In anticipation of the surgery potentially affecting her singing voice, Turner entered the studio to record her one and only album, Save That Time. Performing alongside her late husband Tommy Ruskin—whom she fondly refers to as her “favorite drummer”—and other longtime collaborators and dear friends, Turner showcased her clear-as-a-bell tone and distinct, conversation-like phrasing in the 12-track recording.

Fortunately, the surgery was a success. Now approaching her 85th birthday next month, Julie Turner has never stopped singing.

“Good lungs and never smoking helped me be able to sing, even with half an airway,” Turner says.

I met with Turner in her Overland Park home as she reminisced about her six-decade career over coffee, sharing a collection of newspaper clippings and glamor shots.

As a little girl in New Jersey, her parents took her to a nightclub to see Evelyn Knight, a popular singer in the ’40s and ’50s. Mesmerized, Turner declared to her father, “That’s what I want to do!”

Turner’s family relocated to Kansas City, and once she finished high school, she was motivated to start her professional career. Her mentor, Marilyn Maye, helped Turner land a gig with a popular KC big band led by pianist Warren Durrett. By the early ’60s, she began working in nightclubs and soon found work beyond KC in Omaha, Nebraska, and Okoboji, Iowa, often gigging alongside drummer Ruskin. The pair found themselves carpooling to out-of-town gigs, spending more and more time together.

“We fell in love,” Turner says. 

The couple exchanged vows in 1963. 

Turner found an abundance of opportunities playing private gigs, including a steady stint at the Carriage Club every Friday and Saturday. 

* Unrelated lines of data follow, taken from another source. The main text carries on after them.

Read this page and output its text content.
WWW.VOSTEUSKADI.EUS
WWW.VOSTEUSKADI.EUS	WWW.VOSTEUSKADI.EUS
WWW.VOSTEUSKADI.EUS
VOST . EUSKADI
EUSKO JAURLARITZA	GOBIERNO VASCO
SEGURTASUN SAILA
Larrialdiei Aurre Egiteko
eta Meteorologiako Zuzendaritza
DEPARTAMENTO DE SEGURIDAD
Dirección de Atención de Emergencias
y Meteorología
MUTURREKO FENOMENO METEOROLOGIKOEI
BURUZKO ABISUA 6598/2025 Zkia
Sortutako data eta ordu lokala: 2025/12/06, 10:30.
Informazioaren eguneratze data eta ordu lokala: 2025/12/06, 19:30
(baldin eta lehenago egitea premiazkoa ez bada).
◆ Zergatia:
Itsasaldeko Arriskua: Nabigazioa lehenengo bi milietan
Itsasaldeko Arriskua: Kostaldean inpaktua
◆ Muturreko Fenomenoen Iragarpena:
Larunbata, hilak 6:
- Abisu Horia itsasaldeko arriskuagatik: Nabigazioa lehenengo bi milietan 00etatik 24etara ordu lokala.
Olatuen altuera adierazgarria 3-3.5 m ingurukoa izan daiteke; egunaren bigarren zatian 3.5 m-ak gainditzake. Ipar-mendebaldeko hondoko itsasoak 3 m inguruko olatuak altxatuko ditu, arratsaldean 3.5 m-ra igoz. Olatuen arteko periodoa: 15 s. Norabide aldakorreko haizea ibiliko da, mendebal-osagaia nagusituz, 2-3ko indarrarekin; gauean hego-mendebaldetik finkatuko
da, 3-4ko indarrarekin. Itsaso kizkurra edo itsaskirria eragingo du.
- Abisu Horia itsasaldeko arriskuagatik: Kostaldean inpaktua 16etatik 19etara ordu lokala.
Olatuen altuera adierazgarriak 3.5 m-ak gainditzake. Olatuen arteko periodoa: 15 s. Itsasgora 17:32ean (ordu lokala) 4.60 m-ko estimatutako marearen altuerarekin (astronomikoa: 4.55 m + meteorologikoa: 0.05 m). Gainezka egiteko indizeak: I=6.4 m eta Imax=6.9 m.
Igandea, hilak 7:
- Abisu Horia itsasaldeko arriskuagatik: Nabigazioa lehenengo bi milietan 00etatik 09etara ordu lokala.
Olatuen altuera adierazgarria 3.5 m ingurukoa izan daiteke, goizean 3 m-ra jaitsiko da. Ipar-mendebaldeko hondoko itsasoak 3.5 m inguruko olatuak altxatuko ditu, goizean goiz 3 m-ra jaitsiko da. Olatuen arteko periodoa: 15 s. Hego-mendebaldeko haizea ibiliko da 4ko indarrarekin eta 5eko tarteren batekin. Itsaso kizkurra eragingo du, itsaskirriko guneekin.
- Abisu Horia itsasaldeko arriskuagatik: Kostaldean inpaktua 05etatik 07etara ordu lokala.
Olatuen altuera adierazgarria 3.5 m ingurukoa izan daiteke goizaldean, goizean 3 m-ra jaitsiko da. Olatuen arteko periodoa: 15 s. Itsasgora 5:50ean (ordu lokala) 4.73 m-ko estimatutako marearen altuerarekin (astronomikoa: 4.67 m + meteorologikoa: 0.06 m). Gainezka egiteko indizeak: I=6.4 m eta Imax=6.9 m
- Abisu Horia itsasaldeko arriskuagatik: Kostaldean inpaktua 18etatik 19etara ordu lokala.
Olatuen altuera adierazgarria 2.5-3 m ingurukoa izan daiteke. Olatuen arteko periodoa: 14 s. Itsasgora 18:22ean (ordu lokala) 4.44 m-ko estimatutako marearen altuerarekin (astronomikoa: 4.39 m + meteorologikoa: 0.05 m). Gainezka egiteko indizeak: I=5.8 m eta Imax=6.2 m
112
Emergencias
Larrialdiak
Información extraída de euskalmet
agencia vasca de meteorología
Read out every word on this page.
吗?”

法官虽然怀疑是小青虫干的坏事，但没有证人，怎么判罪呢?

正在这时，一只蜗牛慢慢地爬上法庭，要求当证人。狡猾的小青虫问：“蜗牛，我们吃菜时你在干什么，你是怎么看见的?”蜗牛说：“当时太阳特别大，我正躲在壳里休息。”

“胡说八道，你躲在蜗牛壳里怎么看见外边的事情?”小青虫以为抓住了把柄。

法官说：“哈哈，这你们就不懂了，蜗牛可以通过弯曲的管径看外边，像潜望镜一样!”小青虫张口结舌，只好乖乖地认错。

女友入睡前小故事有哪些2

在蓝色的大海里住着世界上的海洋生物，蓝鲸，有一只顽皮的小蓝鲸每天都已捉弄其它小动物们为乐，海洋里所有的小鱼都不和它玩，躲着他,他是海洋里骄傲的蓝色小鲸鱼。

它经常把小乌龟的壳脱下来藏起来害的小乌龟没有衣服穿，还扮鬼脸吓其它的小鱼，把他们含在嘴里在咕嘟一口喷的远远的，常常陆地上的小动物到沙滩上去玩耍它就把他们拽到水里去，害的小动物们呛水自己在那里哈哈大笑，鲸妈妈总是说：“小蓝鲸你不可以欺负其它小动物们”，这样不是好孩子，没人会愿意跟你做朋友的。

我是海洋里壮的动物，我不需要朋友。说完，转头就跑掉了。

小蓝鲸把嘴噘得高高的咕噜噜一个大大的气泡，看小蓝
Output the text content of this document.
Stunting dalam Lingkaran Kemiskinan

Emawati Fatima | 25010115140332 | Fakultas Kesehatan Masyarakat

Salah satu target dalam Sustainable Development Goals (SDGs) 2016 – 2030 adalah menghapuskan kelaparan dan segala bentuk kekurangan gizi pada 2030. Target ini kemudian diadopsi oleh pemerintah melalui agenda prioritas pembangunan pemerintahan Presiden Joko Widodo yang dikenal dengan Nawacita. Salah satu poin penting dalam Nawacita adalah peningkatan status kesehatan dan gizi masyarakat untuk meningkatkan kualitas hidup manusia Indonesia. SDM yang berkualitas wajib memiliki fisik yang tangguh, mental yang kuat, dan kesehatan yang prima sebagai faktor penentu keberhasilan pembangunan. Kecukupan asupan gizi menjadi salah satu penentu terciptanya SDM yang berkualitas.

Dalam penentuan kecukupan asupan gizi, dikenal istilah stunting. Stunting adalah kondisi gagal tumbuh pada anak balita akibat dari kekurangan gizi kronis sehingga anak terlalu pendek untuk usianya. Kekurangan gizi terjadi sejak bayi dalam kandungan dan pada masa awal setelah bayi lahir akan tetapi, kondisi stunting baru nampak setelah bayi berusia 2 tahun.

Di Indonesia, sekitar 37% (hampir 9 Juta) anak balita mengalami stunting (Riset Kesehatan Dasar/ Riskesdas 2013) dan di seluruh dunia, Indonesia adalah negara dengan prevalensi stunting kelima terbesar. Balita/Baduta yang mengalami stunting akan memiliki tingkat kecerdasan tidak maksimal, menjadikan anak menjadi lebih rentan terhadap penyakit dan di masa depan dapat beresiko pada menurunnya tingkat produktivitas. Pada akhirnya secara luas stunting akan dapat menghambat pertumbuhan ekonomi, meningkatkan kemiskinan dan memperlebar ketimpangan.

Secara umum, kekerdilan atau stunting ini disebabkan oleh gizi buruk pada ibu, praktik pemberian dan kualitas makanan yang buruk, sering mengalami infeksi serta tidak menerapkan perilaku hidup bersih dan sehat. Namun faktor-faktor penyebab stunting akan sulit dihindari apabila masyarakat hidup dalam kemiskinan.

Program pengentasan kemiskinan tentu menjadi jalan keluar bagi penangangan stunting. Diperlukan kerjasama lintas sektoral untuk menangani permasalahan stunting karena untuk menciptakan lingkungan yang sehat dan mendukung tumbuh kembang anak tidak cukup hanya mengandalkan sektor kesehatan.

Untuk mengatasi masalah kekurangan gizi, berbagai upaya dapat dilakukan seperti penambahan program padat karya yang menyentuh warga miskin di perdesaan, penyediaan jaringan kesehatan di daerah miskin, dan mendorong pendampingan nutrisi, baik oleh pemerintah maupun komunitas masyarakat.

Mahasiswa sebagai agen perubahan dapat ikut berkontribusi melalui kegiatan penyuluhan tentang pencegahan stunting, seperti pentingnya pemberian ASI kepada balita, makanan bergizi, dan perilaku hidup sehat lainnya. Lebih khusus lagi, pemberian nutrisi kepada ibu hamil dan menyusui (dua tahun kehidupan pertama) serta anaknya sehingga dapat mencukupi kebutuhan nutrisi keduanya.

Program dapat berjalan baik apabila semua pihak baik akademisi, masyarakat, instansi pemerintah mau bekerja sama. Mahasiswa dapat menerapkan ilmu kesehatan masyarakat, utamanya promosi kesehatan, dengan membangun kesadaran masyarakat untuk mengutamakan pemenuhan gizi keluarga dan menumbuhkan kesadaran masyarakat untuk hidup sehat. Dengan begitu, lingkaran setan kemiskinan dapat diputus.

“I was working a lot, but eventually I decided I wanted to do my own thing,” Turner says.

After two decades in the private gig circuit, Turner launched her own group and, alongside her husband, formed a band that secured a weekly gig downtown at The Majestic steakhouse, where they played for 21 years. Ruskin passed away in 2015 after a long battle with cancer.

“I miss him so much as my husband, but I miss him just as much musically,” Turner says. “Being on the bandstand together—I’m getting chills just thinking about it.”

Turner and Ruskin also hosted jam sessions in the basement of their Overland Park home. A matriarch of the scene, Turner’s home became a place where a teenaged Pat Metheny—an internationally renowned contemporary jazz guitarist—and many other fledging musicians honed their skills.

Today, the family affair continues. When Turner performs, she often appears alongside her son, guitarist Brian Ruskin, occasionally joining him at his performances at Chaz on the Plaza.

“That’s been another one of the big thrills of my life—getting to work with my son,” Turner says. “He’s a wonderful guitarist, vocalist and composer.”

Turner has hopes of singing and recording more in the future. “I hope to work with some of my old friends,” Turner says.